Per migliorare l’attrattività e competere con i grandi centri internazionali, ha osservato ancora Zerial, bisogna illustrare bene il valore rappresentato dalla possibilità di accedere alle grandi risorse rappresentate dalle piattaforme, alla professionalità e all’esperienza che mettono a disposizione.
 

Multidisciplinarietà al cuore dell'approccio One Health

Un esempio di interdisciplinarietà e creazione di reti e collaborazione a tutti i livelli sono state le molte esperienze portate dai relatori, tra cui i rettori dell’Università Campus Bio-Medico di Roma, Eugenio Guglielmelli; dell’Università di Milano Bicocca, Giovanna Iannantuoni; e della IUSS di Pavia Riccardo Pietrabissa; i rappresentanti di diversi IRCCS (Don Gnocchi e Galeazzi di Milano e Fatebenefratelli di Brescia); i rappresentanti dei cluster scientifico-tecnologici lombardi, ricercatori del CNR, del Politecnico e di altri ambiti.

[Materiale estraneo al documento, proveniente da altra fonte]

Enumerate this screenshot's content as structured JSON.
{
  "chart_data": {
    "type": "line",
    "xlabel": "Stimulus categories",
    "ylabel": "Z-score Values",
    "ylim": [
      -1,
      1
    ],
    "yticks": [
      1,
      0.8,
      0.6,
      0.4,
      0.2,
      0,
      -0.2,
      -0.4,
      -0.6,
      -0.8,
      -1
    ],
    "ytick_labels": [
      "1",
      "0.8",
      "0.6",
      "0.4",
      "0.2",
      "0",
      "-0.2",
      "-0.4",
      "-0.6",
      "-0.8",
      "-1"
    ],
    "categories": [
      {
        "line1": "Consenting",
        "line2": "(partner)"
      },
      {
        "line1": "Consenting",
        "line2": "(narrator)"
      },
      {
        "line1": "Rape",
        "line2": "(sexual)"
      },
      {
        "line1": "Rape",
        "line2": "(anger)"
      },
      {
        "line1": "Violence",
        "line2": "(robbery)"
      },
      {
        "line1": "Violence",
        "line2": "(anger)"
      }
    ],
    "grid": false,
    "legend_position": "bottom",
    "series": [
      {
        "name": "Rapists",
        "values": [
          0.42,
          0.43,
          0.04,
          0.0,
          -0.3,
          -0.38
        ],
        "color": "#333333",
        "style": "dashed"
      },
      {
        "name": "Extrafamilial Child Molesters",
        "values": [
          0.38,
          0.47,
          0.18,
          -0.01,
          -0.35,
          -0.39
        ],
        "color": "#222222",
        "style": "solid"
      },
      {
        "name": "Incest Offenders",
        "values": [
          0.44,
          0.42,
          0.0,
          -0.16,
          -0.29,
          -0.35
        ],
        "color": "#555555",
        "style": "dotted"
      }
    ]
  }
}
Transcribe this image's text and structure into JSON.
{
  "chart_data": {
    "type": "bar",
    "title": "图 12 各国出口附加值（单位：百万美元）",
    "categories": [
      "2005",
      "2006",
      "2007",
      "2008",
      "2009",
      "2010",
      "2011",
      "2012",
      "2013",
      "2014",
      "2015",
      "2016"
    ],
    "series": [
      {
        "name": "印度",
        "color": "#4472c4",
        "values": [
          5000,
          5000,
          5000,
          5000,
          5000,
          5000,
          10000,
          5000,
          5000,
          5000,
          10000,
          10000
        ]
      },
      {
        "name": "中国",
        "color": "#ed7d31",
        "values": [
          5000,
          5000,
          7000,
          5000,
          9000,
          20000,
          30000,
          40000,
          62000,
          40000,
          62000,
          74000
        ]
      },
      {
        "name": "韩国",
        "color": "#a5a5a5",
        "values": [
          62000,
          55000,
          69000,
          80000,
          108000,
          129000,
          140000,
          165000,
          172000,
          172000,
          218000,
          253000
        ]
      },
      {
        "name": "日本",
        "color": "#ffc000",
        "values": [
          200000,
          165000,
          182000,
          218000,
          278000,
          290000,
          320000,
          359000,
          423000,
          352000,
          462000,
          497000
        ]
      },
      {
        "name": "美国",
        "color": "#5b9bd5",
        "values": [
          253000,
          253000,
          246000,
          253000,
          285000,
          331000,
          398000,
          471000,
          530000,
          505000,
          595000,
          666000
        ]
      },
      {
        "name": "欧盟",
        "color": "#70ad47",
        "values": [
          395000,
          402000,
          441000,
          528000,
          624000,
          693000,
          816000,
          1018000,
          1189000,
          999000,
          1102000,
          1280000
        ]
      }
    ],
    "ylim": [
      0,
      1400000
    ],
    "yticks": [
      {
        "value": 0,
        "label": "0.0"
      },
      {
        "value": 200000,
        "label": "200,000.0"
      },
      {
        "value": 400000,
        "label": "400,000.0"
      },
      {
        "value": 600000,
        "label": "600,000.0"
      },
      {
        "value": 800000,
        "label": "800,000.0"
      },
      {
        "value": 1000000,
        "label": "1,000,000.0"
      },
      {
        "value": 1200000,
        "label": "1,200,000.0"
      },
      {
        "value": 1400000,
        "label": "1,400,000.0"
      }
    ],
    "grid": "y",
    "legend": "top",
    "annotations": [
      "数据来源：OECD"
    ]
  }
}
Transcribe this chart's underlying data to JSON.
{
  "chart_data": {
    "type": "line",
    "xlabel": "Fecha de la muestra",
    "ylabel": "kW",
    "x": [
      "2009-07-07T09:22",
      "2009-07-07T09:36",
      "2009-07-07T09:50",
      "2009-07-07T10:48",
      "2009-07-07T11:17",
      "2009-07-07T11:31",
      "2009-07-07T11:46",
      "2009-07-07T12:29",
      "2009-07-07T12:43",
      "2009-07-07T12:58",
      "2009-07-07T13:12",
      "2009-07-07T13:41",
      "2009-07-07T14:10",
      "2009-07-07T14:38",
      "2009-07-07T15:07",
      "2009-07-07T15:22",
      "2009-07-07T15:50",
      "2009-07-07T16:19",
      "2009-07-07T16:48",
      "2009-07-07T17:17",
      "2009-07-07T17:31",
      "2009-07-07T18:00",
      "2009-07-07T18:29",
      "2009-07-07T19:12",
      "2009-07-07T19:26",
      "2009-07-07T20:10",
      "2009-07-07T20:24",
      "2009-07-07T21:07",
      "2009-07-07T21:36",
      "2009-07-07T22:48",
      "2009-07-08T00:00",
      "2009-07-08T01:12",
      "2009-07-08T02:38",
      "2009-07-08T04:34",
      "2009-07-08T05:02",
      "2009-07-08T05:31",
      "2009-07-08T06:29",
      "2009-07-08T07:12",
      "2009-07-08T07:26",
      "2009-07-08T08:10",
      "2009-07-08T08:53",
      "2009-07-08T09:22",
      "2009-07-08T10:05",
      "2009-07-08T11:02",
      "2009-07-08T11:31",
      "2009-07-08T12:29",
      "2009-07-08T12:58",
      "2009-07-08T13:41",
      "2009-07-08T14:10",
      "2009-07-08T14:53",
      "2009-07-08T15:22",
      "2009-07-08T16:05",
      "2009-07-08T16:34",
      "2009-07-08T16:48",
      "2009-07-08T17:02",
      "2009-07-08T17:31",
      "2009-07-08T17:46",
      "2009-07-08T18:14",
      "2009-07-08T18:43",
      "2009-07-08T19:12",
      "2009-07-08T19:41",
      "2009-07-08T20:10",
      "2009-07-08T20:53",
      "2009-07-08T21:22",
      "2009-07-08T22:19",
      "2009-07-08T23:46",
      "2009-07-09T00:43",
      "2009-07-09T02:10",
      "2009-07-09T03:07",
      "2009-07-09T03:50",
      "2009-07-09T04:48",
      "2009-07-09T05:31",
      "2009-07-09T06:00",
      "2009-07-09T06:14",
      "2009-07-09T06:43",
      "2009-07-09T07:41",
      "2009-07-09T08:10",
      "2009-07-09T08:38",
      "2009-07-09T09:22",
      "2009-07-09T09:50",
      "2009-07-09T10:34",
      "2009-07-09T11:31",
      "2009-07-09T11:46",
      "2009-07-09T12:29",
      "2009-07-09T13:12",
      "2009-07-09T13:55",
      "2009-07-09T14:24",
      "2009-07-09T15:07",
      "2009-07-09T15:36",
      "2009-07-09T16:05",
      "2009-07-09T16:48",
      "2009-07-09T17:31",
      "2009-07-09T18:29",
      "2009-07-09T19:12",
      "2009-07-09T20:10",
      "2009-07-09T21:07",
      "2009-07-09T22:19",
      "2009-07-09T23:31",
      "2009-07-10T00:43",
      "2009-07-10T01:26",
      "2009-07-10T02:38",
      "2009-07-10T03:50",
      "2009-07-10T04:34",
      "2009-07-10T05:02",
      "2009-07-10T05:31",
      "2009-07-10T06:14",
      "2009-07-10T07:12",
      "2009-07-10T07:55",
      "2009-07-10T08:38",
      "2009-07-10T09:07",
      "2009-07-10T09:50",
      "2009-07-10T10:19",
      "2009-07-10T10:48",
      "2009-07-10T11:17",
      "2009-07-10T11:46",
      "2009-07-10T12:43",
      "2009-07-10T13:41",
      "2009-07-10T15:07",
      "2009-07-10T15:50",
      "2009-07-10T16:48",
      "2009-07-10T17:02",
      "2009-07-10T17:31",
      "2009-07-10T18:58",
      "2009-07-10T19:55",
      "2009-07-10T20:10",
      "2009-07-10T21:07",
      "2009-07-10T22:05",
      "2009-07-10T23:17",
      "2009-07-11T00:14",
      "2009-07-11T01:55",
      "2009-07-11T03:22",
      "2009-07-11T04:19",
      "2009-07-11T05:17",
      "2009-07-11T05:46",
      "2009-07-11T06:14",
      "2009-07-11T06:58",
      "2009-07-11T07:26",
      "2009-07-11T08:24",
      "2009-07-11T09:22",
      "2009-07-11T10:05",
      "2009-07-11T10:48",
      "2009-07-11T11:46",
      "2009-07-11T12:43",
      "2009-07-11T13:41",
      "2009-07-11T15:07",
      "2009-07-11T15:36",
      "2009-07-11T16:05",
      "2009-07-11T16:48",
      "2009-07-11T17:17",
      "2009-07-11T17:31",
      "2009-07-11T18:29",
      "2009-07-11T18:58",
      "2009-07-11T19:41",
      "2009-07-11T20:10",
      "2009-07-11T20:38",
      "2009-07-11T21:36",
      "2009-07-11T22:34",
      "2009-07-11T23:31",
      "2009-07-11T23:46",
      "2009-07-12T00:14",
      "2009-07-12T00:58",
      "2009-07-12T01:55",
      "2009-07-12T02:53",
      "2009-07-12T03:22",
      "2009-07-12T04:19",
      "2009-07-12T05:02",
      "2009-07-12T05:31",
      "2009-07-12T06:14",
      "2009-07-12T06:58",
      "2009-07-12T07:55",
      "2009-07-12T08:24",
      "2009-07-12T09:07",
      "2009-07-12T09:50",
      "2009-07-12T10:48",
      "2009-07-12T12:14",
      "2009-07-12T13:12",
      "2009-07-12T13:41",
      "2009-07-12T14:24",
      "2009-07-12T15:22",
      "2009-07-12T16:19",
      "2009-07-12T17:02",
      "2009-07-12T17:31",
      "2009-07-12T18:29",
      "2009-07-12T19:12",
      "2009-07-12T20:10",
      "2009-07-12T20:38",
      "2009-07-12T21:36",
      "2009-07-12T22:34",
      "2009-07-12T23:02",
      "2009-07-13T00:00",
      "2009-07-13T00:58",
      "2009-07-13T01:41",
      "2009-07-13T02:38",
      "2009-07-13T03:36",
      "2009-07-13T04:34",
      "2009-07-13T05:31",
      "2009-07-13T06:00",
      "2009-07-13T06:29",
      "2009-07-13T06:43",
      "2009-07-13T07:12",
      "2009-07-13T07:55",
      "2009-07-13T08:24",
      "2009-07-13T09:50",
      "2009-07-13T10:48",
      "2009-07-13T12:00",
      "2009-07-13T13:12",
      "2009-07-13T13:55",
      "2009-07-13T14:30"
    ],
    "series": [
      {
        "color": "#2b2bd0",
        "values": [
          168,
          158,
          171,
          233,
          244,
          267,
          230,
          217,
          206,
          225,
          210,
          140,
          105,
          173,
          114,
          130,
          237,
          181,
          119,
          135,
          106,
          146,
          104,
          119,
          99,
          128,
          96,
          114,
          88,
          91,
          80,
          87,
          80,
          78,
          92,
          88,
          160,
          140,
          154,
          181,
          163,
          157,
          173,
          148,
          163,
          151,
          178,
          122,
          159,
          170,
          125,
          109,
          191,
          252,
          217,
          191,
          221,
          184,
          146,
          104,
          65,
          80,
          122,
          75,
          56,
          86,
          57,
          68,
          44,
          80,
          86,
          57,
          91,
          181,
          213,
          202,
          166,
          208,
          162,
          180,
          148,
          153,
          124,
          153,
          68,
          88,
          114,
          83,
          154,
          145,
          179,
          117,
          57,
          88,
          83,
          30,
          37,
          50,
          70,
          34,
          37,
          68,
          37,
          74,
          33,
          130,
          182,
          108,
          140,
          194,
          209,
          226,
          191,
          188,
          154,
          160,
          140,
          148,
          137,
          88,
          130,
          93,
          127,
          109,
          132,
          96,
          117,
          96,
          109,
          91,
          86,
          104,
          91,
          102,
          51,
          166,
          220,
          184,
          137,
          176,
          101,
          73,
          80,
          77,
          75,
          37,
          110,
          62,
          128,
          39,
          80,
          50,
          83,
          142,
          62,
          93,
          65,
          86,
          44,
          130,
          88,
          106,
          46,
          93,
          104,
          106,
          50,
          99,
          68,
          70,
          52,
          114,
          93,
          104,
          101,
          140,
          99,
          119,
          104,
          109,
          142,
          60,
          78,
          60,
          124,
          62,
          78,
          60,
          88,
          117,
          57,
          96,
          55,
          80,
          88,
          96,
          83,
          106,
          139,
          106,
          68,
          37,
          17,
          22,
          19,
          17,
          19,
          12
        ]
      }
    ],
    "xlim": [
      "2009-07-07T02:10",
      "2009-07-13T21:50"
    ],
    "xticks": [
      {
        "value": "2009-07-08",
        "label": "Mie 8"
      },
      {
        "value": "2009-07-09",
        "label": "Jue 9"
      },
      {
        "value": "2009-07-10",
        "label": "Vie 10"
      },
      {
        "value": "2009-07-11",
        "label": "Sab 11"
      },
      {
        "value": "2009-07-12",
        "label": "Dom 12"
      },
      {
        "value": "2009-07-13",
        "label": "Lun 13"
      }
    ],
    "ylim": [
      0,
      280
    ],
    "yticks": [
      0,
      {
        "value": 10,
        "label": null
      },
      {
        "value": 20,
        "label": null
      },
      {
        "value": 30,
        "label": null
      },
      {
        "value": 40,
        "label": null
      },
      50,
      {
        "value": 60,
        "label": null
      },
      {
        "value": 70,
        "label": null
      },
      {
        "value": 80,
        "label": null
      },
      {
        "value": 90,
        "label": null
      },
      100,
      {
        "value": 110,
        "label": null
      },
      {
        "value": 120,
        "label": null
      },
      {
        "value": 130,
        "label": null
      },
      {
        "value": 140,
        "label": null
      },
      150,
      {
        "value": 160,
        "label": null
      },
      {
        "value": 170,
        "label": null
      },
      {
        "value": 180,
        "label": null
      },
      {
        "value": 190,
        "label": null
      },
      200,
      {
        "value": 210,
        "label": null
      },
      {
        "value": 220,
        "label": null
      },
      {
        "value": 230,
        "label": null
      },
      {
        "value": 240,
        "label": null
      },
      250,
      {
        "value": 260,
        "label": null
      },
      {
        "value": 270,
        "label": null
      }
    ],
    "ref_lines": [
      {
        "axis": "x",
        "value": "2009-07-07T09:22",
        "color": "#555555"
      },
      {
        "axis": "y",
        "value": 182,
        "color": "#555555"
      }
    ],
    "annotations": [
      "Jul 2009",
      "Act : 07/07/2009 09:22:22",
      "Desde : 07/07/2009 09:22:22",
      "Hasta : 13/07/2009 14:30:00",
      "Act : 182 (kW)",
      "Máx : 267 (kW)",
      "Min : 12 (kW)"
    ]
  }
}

La lettura magistrale di Marcella Trombetta, preside della facoltà di Scienze e tecnologie per lo sviluppo sostenibile e One Health dell’Università Campus Bio-Medico di Roma, è partita dalle radici del concetto di One Health, ripercorrendo la relazione tra salute umana, degli animali e dell'ambiente da quando questa idea si è delineata e successivamente rafforzata, sia nelle istituzioni sia nell’opinione pubblica. Nelle diverse tavole rotonde sono state trattate le molte declinazioni del tema: dal ruolo di Milano e della Lombardia nelle tecnologie per la salute e la biodiversità; alla ricerca in bioingegneria e nelle tecnologie biomediche dal presente al futuro, verso una sola salute; alle tecnologie per la medicina: dalla salute digitale ai robot; al rapporto con le piante (“Le piante e noi. Un futuro verde per un pianeta affamato?”); alla sostenibilità degli allevamenti e i suoi rapporti con la salute dell’uomo.
Nell’approccio One Health l’equilibrio è innovazione: come hanno sottolineato nella presentazione gli organizzatori del convegno, nel riconoscere che la salute umana, animale e degli ecosistemi sono indissolubilmente interconnesse e interdipendenti, la scienza riorienta il proprio approccio multidisciplinare accogliendo una visione olistica, adattando modelli di analisi, studio, sviluppo delle tecnologie e cura.
Un nuovo modo di pensare e agire per la salute individuale e collettiva, volto anche ad azzerare le distanze tra ricerca e società.